Si una parte importante del valor depende de acontecimientos futuros, también puede estudiarse que una parte del precio quede condicionada al cumplimiento posterior de determinados objetivos. Por ejemplo, una cantidad podría pagarse al cerrar la operación y otra depender de que durante los siguientes 12 o 24 meses se mantengan determinados clientes, ventas o resultados.

Sin embargo, un pago condicionado o earn-out tampoco elimina el riesgo. Después de la venta será normalmente el comprador quien controle muchas de las decisiones que pueden afectar a los resultados utilizados para calcular ese pago, lo que puede generar desacuerdos entre ambas partes. Por eso las variables utilizadas, la forma de calcularlas, el periodo de medición y las decisiones que pueden alterar el resultado deben quedar definidas con precisión en el contrato y revisadas por los profesionales jurídicos y financieros correspondientes.

Antes de comprar, haz estos dos cálculos

Si estás estudiando adquirir un negocio, hay una comprobación que puedes empezar a realizar incluso antes de negociar el precio. Construye dos cifras diferentes.

La primera es cuánto vale para ti aquello que estás comprando. Para calcularla tendrás que analizar la calidad del inventario si existe, los clientes que probablemente permanecerán, los márgenes reales, la dependencia del propietario, los activos, los contratos, las deudas, las contingencias y la capacidad futura de generar caja.

La segunda es cuánto dinero necesitarás después de comprarlo. Haz una previsión de tesorería de al menos 12 meses incorporando circulante, inversiones necesarias, posibles pérdidas de clientes, renovación de inventario, costes de integración y un escenario peor de lo previsto.

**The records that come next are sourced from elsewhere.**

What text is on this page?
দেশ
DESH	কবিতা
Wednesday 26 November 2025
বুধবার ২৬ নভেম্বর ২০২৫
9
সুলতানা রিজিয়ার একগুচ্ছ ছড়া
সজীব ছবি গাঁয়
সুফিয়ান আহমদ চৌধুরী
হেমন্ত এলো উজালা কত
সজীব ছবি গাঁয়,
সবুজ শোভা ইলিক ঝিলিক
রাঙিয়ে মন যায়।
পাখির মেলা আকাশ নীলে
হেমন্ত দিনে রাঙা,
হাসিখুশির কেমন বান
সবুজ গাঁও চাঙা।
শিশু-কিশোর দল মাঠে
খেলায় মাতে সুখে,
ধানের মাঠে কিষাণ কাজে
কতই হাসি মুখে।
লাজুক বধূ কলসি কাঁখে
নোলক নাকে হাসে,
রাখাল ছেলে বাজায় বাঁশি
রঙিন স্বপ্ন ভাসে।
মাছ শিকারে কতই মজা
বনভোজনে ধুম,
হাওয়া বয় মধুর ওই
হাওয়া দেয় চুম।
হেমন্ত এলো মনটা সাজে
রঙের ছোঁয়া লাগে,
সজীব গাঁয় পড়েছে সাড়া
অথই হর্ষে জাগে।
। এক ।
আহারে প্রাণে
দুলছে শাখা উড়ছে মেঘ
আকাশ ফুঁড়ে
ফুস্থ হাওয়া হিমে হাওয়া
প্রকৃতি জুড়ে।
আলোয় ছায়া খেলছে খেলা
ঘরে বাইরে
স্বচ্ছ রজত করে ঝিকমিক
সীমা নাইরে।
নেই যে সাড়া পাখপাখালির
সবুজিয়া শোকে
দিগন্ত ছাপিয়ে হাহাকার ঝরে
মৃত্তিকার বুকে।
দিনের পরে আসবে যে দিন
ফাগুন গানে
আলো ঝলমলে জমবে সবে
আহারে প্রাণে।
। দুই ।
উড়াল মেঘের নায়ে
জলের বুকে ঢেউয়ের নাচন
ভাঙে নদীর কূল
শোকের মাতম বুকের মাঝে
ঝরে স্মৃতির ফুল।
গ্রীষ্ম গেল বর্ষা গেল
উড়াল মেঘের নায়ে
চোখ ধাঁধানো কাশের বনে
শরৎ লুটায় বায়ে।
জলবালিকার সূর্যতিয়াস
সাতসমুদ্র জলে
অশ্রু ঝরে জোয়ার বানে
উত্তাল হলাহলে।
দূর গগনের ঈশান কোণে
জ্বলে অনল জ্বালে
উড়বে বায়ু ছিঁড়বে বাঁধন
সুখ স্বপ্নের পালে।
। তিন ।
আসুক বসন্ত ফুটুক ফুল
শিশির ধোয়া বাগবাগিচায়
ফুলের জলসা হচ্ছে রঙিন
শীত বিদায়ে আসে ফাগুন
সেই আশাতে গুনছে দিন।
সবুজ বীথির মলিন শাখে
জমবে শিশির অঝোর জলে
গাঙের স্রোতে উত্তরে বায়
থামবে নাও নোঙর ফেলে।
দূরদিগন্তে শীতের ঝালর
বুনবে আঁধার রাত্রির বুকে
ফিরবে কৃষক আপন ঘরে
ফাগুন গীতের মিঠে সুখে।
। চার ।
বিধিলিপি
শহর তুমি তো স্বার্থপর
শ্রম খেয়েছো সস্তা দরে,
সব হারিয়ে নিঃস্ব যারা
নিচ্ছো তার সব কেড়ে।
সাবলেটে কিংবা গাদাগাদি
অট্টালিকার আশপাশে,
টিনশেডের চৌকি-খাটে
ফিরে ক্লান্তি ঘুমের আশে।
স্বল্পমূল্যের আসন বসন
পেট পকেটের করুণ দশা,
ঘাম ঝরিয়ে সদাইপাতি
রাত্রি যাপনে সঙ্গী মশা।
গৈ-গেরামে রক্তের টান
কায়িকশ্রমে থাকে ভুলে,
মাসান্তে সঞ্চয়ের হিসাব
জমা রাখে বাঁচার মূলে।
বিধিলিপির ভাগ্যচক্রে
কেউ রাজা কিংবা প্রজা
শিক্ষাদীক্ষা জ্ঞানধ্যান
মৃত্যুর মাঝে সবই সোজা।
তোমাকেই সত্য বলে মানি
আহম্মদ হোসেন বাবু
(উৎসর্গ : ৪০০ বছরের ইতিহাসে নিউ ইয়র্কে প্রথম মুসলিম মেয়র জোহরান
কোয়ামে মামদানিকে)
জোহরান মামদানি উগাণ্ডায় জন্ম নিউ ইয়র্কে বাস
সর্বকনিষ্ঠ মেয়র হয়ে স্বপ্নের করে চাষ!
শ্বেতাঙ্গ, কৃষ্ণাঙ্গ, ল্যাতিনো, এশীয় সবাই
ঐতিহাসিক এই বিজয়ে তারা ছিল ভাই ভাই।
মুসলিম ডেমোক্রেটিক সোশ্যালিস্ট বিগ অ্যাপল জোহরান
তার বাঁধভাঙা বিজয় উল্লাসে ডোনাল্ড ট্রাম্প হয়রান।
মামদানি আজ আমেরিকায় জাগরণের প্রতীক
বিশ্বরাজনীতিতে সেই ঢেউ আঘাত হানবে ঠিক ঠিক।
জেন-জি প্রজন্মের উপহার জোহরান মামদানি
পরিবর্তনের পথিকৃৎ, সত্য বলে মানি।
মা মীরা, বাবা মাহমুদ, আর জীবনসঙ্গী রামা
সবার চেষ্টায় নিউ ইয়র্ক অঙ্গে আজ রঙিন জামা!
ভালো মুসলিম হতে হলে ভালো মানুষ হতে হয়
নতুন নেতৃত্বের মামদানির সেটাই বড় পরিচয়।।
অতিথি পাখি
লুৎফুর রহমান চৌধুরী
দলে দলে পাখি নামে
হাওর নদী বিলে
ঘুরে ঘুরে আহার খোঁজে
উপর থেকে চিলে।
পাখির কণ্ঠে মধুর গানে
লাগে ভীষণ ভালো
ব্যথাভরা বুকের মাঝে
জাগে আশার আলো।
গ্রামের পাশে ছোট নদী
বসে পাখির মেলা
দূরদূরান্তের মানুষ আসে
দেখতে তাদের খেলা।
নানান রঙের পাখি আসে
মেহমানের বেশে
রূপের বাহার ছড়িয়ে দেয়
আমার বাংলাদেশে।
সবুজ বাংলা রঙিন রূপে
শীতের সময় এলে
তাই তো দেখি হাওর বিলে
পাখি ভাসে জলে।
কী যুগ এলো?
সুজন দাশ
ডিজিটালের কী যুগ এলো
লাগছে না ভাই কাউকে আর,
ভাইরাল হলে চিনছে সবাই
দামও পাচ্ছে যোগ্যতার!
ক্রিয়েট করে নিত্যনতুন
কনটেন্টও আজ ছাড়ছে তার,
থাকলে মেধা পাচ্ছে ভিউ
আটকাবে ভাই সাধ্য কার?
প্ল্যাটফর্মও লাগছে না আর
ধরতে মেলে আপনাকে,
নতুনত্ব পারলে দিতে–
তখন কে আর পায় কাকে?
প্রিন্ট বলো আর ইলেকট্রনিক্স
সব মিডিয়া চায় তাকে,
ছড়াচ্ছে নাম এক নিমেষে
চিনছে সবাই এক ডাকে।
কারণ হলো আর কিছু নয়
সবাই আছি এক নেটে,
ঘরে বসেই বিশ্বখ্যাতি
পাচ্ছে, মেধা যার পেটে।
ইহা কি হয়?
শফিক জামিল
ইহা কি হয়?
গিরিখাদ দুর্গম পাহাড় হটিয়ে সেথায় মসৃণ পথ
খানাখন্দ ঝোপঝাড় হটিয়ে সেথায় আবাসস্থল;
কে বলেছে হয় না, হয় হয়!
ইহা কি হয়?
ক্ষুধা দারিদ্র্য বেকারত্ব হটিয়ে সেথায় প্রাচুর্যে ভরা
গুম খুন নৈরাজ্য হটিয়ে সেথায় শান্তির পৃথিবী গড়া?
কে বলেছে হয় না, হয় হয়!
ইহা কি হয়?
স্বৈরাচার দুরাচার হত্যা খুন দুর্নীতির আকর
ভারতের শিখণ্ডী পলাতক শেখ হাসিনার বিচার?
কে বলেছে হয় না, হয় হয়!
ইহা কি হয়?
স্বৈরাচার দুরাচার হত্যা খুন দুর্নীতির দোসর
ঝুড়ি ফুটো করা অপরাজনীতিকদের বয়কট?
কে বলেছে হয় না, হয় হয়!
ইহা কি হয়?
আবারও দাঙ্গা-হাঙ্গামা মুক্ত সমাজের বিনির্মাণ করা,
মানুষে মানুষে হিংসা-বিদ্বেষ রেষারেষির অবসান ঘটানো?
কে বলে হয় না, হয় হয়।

Este segundo cálculo es el que fácilmente se olvida. Puedes negociar correctamente un precio de 300.000 euros y descubrir que necesitas otros 70.000 para mantener el negocio, renovar producto, soportar los primeros meses y corregir problemas. En ese caso, tu inversión real no eran 300.000 euros.

La enseñanza que deja Foot Locker

Dick’s no compró únicamente las tiendas, los clientes y las ventas de Foot Locker. También adquirió inventario, establecimientos, contratos y una actividad expuesta a sus propios problemas comerciales y a un mercado que tampoco está ayudando. Nada de esto permite concluir hoy que la adquisición vaya a fracasar, pero sí muestra por qué una compra debe analizarse más allá del precio acordado.

Para un pequeño negocio, la conclusión es práctica. Antes de comprar, no preguntes únicamente cuánto cuesta y cuánto gana. Pregunta qué parte de esos beneficios seguirá existiendo cuando cambie el propietario y cuánto dinero tendrás que aportar después de la compra para que el negocio siga funcionando.

Si estás valorando una adquisición, haz hoy una prueba sencilla: prepara una previsión de caja para los 12 meses posteriores a la compra y sométela a un escenario adverso. Reduce las ventas previstas, incorpora posibles bajas de clientes, aumenta las necesidades de circulante y añade las inversiones que probablemente tendrás que realizar. Después comprueba cuánto dinero te queda tras pagar al vendedor.

Si esa simulación nunca se ha hecho, todavía falta una parte fundamental del análisis. Porque tener dinero para comprar un negocio no significa necesariamente tener dinero para poder permitírtelo.

Fuente: Reuters, 25 de agosto de 2026.